There is a cold wind. This is the end of winter, lingering on, and the hopeful start of spring, yet to be announced. Note the caesura, the end of a sentence and a dash, as though this is a temporary situation.

Further description is given and the idea of a bleak, unforgiving landscape becomes stronger. This seems like the aftermath of a battle – nature going through winter and suffering ill effects (contagious, surge, cold, waste, fallen).

Stanza 2

A short couplet with strong assonance (patches, standing, scattering) and alliteration (tall trees) in the two lines that are independent of one another. Without punctuation these two lines appear stranded, unconnected to anything, reflective of their content.

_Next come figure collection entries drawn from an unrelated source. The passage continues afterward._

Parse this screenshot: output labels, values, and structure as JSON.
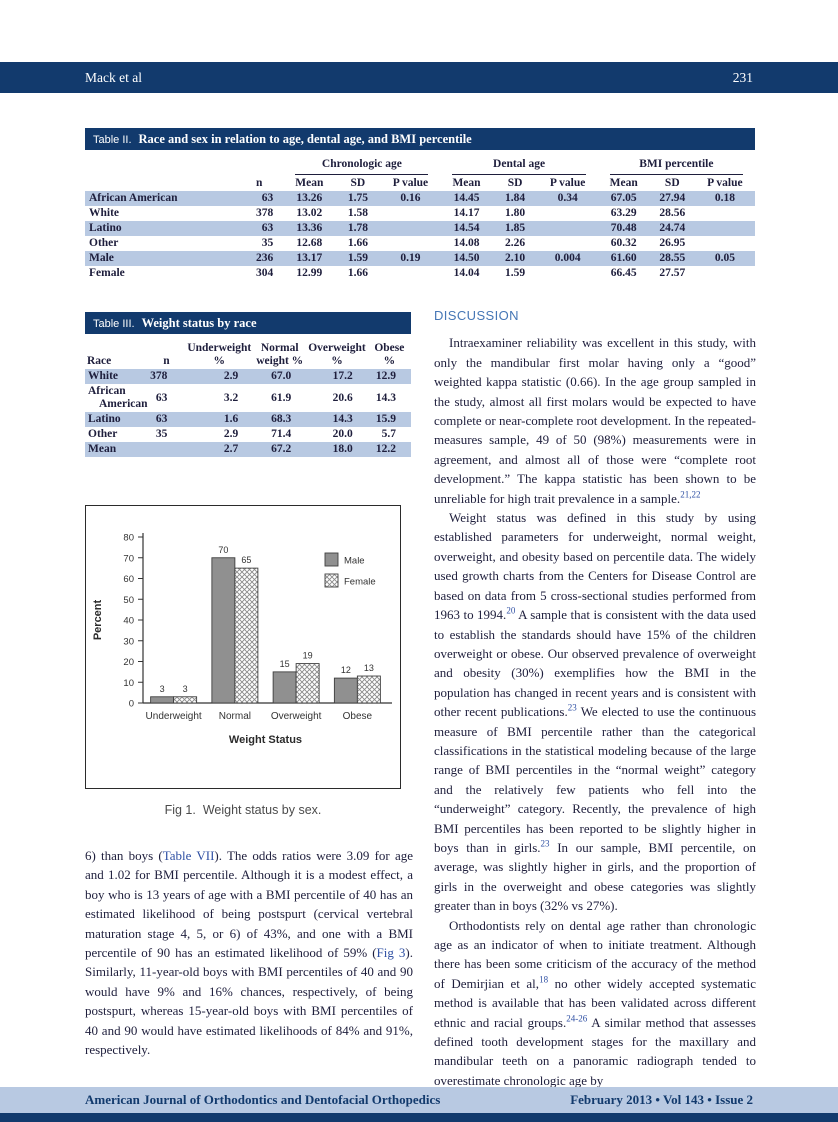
{
  "theme": {
    "navy": "#123a6d",
    "row_shade": "#b8c9e2",
    "link_blue": "#2e4fa3",
    "heading_blue": "#4576b5",
    "bar_gray": "#909090"
  },
  "header": {
    "running_author": "Mack et al",
    "page_number": "231"
  },
  "footer": {
    "journal": "American Journal of Orthodontics and Dentofacial Orthopedics",
    "issue": "February 2013 • Vol 143 • Issue 2"
  },
  "table2": {
    "title_prefix": "Table II.",
    "title": "Race and sex in relation to age, dental age, and BMI percentile",
    "group_headers": [
      "Chronologic age",
      "Dental age",
      "BMI percentile"
    ],
    "col_headers": [
      "n",
      "Mean",
      "SD",
      "P value",
      "Mean",
      "SD",
      "P value",
      "Mean",
      "SD",
      "P value"
    ],
    "rows": [
      {
        "label": "African American",
        "shaded": true,
        "values": [
          "63",
          "13.26",
          "1.75",
          "0.16",
          "14.45",
          "1.84",
          "0.34",
          "67.05",
          "27.94",
          "0.18"
        ]
      },
      {
        "label": "White",
        "shaded": false,
        "values": [
          "378",
          "13.02",
          "1.58",
          "",
          "14.17",
          "1.80",
          "",
          "63.29",
          "28.56",
          ""
        ]
      },
      {
        "label": "Latino",
        "shaded": true,
        "values": [
          "63",
          "13.36",
          "1.78",
          "",
          "14.54",
          "1.85",
          "",
          "70.48",
          "24.74",
          ""
        ]
      },
      {
        "label": "Other",
        "shaded": false,
        "values": [
          "35",
          "12.68",
          "1.66",
          "",
          "14.08",
          "2.26",
          "",
          "60.32",
          "26.95",
          ""
        ]
      },
      {
        "label": "Male",
        "shaded": true,
        "values": [
          "236",
          "13.17",
          "1.59",
          "0.19",
          "14.50",
          "2.10",
          "0.004",
          "61.60",
          "28.55",
          "0.05"
        ]
      },
      {
        "label": "Female",
        "shaded": false,
        "values": [
          "304",
          "12.99",
          "1.66",
          "",
          "14.04",
          "1.59",
          "",
          "66.45",
          "27.57",
          ""
        ]
      }
    ]
  },
  "table3": {
    "title_prefix": "Table III.",
    "title": "Weight status by race",
    "col_headers": [
      "Race",
      "n",
      "Underweight\n%",
      "Normal\nweight %",
      "Overweight\n%",
      "Obese %"
    ],
    "rows": [
      {
        "label": "White",
        "shaded": true,
        "values": [
          "378",
          "2.9",
          "67.0",
          "17.2",
          "12.9"
        ]
      },
      {
        "label": "African\nAmerican",
        "shaded": false,
        "values": [
          "63",
          "3.2",
          "61.9",
          "20.6",
          "14.3"
        ]
      },
      {
        "label": "Latino",
        "shaded": true,
        "values": [
          "63",
          "1.6",
          "68.3",
          "14.3",
          "15.9"
        ]
      },
      {
        "label": "Other",
        "shaded": false,
        "values": [
          "35",
          "2.9",
          "71.4",
          "20.0",
          "5.7"
        ]
      },
      {
        "label": "Mean",
        "shaded": true,
        "values": [
          "",
          "2.7",
          "67.2",
          "18.0",
          "12.2"
        ]
      }
    ]
  },
  "figure": {
    "label": "Fig 1.",
    "caption": "Weight status by sex."
  },
  "chart_data": {
    "type": "bar",
    "categories": [
      "Underweight",
      "Normal",
      "Overweight",
      "Obese"
    ],
    "series": [
      {
        "name": "Male",
        "values": [
          3,
          70,
          15,
          12
        ],
        "style": "solid-gray"
      },
      {
        "name": "Female",
        "values": [
          3,
          65,
          19,
          13
        ],
        "style": "crosshatch"
      }
    ],
    "title": "",
    "xlabel": "Weight Status",
    "ylabel": "Percent",
    "ylim": [
      0,
      80
    ],
    "ytick_step": 10,
    "grid": false,
    "legend_position": "upper-right",
    "value_labels": true
  },
  "left_column": {
    "paragraph": [
      {
        "t": "6) than boys ("
      },
      {
        "t": "Table VII",
        "link": true
      },
      {
        "t": "). The odds ratios were 3.09 for age and 1.02 for BMI percentile. Although it is a modest effect, a boy who is 13 years of age with a BMI percentile of 40 has an estimated likelihood of being postspurt (cervical vertebral maturation stage 4, 5, or 6) of 43%, and one with a BMI percentile of 90 has an estimated likelihood of 59% ("
      },
      {
        "t": "Fig 3",
        "link": true
      },
      {
        "t": "). Similarly, 11-year-old boys with BMI percentiles of 40 and 90 would have 9% and 16% chances, respectively, of being postspurt, whereas 15-year-old boys with BMI percentiles of 40 and 90 would have estimated likelihoods of 84% and 91%, respectively."
      }
    ]
  },
  "discussion": {
    "heading": "DISCUSSION",
    "para1": [
      {
        "t": "Intraexaminer reliability was excellent in this study, with only the mandibular first molar having only a “good” weighted kappa statistic (0.66). In the age group sampled in the study, almost all first molars would be expected to have complete or near-complete root development. In the repeated-measures sample, 49 of 50 (98%) measurements were in agreement, and almost all of those were “complete root development.” The kappa statistic has been shown to be unreliable for high trait prevalence in a sample."
      },
      {
        "t": "21,22",
        "sup": true,
        "link": true
      }
    ],
    "para2": [
      {
        "t": "Weight status was defined in this study by using established parameters for underweight, normal weight, overweight, and obesity based on percentile data. The widely used growth charts from the Centers for Disease Control are based on data from 5 cross-sectional studies performed from 1963 to 1994."
      },
      {
        "t": "20",
        "sup": true,
        "link": true
      },
      {
        "t": " A sample that is consistent with the data used to establish the standards should have 15% of the children overweight or obese. Our observed prevalence of overweight and obesity (30%) exemplifies how the BMI in the population has changed in recent years and is consistent with other recent publications."
      },
      {
        "t": "23",
        "sup": true,
        "link": true
      },
      {
        "t": " We elected to use the continuous measure of BMI percentile rather than the categorical classifications in the statistical modeling because of the large range of BMI percentiles in the “normal weight” category and the relatively few patients who fell into the “underweight” category. Recently, the prevalence of high BMI percentiles has been reported to be slightly higher in boys than in girls."
      },
      {
        "t": "23",
        "sup": true,
        "link": true
      },
      {
        "t": " In our sample, BMI percentile, on average, was slightly higher in girls, and the proportion of girls in the overweight and obese categories was slightly greater than in boys (32% vs 27%)."
      }
    ],
    "para3": [
      {
        "t": "Orthodontists rely on dental age rather than chronologic age as an indicator of when to initiate treatment. Although there has been some criticism of the accuracy of the method of Demirjian et al,"
      },
      {
        "t": "18",
        "sup": true,
        "link": true
      },
      {
        "t": " no other widely accepted systematic method is available that has been validated across different ethnic and racial groups."
      },
      {
        "t": "24-26",
        "sup": true,
        "link": true
      },
      {
        "t": " A similar method that assesses defined tooth development stages for the maxillary and mandibular teeth on a panoramic radiograph tended to overestimate chronologic age by"
      }
    ]
  }
}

They reinforce the notion of a desolate and barren scene in which nothing lives or moves.

Stanza 3

The sketchy observation continues. We’re back on the road as the speaker surveys the landscape, contrasting trees and bushes. Again the line breaks are what cause the reader to pause, to hesitate – this is a curious kind of enjambment, with each line, except the last, trying to flow on into the next.

The first four lines of this stanza can be read with a minimum of fuss but that end line needs consideration, the pause between them and leafless ..

Stanza 4

This is where the change occurs, from winter to approaching spring, from the barren prospect to one of hope and growth.

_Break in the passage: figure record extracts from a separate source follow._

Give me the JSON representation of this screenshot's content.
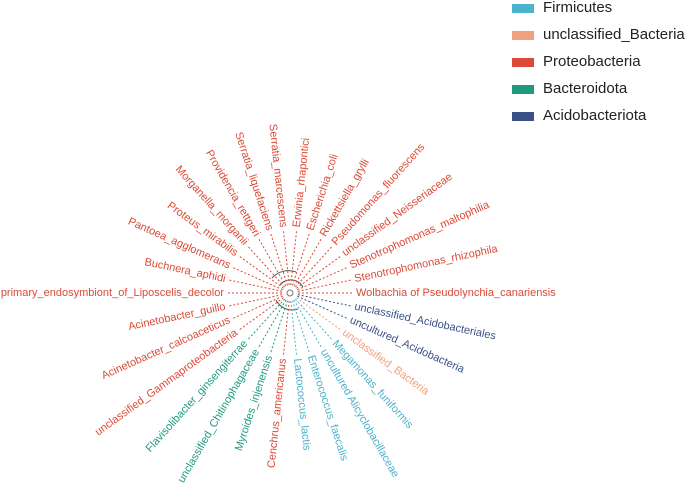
{
  "legend": [
    {
      "name": "Firmicutes",
      "color": "#4bb3cb"
    },
    {
      "name": "unclassified_Bacteria",
      "color": "#f0a07e"
    },
    {
      "name": "Proteobacteria",
      "color": "#db4a36"
    },
    {
      "name": "Bacteroidota",
      "color": "#1f9a80"
    },
    {
      "name": "Acidobacteriota",
      "color": "#3a5087"
    }
  ],
  "leaves": [
    {
      "label": "Wolbachia of Pseudolynchia_canariensis",
      "group": "Proteobacteria"
    },
    {
      "label": "Stenotrophomonas_rhizophila",
      "group": "Proteobacteria"
    },
    {
      "label": "Stenotrophomonas_maltophilia",
      "group": "Proteobacteria"
    },
    {
      "label": "unclassified_Neisseriaceae",
      "group": "Proteobacteria"
    },
    {
      "label": "Pseudomonas_fluorescens",
      "group": "Proteobacteria"
    },
    {
      "label": "Rickettsiella_grylli",
      "group": "Proteobacteria"
    },
    {
      "label": "Escherichia_coli",
      "group": "Proteobacteria"
    },
    {
      "label": "Erwinia_rhapontici",
      "group": "Proteobacteria"
    },
    {
      "label": "Serratia_marcescens",
      "group": "Proteobacteria"
    },
    {
      "label": "Serratia_liquefaciens",
      "group": "Proteobacteria"
    },
    {
      "label": "Providencia_rettgeri",
      "group": "Proteobacteria"
    },
    {
      "label": "Morganella_morganii",
      "group": "Proteobacteria"
    },
    {
      "label": "Proteus_mirabilis",
      "group": "Proteobacteria"
    },
    {
      "label": "Pantoea_agglomerans",
      "group": "Proteobacteria"
    },
    {
      "label": "Buchnera_aphidi",
      "group": "Proteobacteria"
    },
    {
      "label": "primary_endosymbiont_of_Liposcelis_decolor",
      "group": "Proteobacteria"
    },
    {
      "label": "Acinetobacter_guillo",
      "group": "Proteobacteria"
    },
    {
      "label": "Acinetobacter_calcoaceticus",
      "group": "Proteobacteria"
    },
    {
      "label": "unclassified_Gammaproteobacteria",
      "group": "Proteobacteria"
    },
    {
      "label": "Flavisolibacter_ginsengiterrae",
      "group": "Bacteroidota"
    },
    {
      "label": "unclassified_Chitinophagaceae",
      "group": "Bacteroidota"
    },
    {
      "label": "Myroides_injenensis",
      "group": "Bacteroidota"
    },
    {
      "label": "Cenchrus_americanus",
      "group": "Proteobacteria"
    },
    {
      "label": "Lactococcus_lactis",
      "group": "Firmicutes"
    },
    {
      "label": "Enterococcus_faecalis",
      "group": "Firmicutes"
    },
    {
      "label": "uncultured Alicyclobacillaceae",
      "group": "Firmicutes"
    },
    {
      "label": "Megamonas_funiformis",
      "group": "Firmicutes"
    },
    {
      "label": "unclassified_Bacteria",
      "group": "unclassified_Bacteria"
    },
    {
      "label": "uncultured_Acidobacteria",
      "group": "Acidobacteriota"
    },
    {
      "label": "unclassified_Acidobacteriales",
      "group": "Acidobacteriota"
    }
  ]
}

Again there is the lack of punctuation which reflects the here and now of the commentary. It’s as if the speaker is looking out a car window, driving slowly through or parked up, telling of what he sees to a passenger in the rear.

The first signs of spring are on their way; things are potentially interwoven yet disparate.

Stanza 5

They enter the new world – they – the fresh plants about to commence their true growth. This is the transition, when the dead broken organic debris of winter remains, yet the vital new growth of spring breaks through.

Stanza 6

The speaker focuses on the grass, that word Now reinforcing the present whilst the future – tomorrow – will bring a specific plant to the fore…wildcarrot… a common plant of the roadside.

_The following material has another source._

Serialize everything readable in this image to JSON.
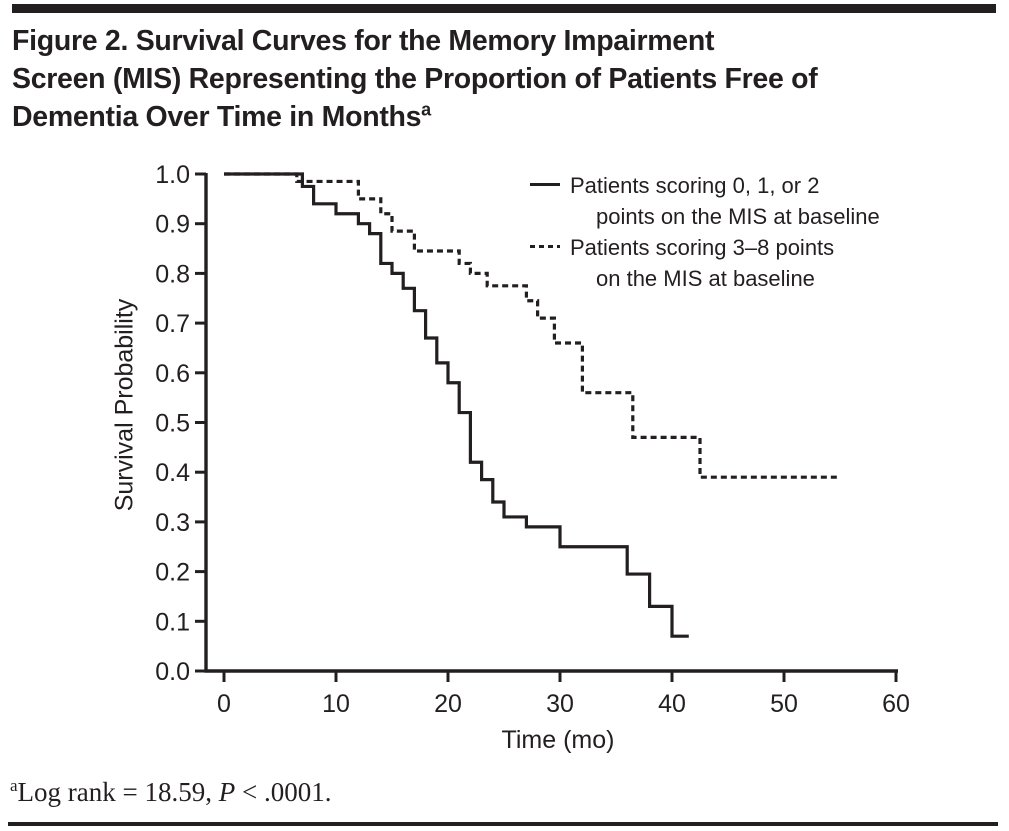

So here we have a speaker who is looking forward to the appearance of a familiar, what some might call…weed.

Stanza 7

The objects…these are plants, all coming with the spring, individuals growing at their intended time.

It’s as if the speaker has a camera, a time-lapse camera, and is watching as spring unfolds and the light intensifies.

Stanza 8

A final quatrain brings the poem to a loose end. The entrance is the change – there’s no emotional reaction from the speaker as the effect of growth is outlined, as the plants root into the earth, about to take part in the great scenario of spring.

The wake-up call summons them into new life. Note there is no end stop – it’s as if the poem goes on, in the mind of the reader as the images that have built up over eight stanzas come to life.

So ends a poem of simple language and not so simple line breaks. The language is grounded in the American idiom yet the lines are loose chains of consciousness barely together. They’re spontaneous, roughly put together.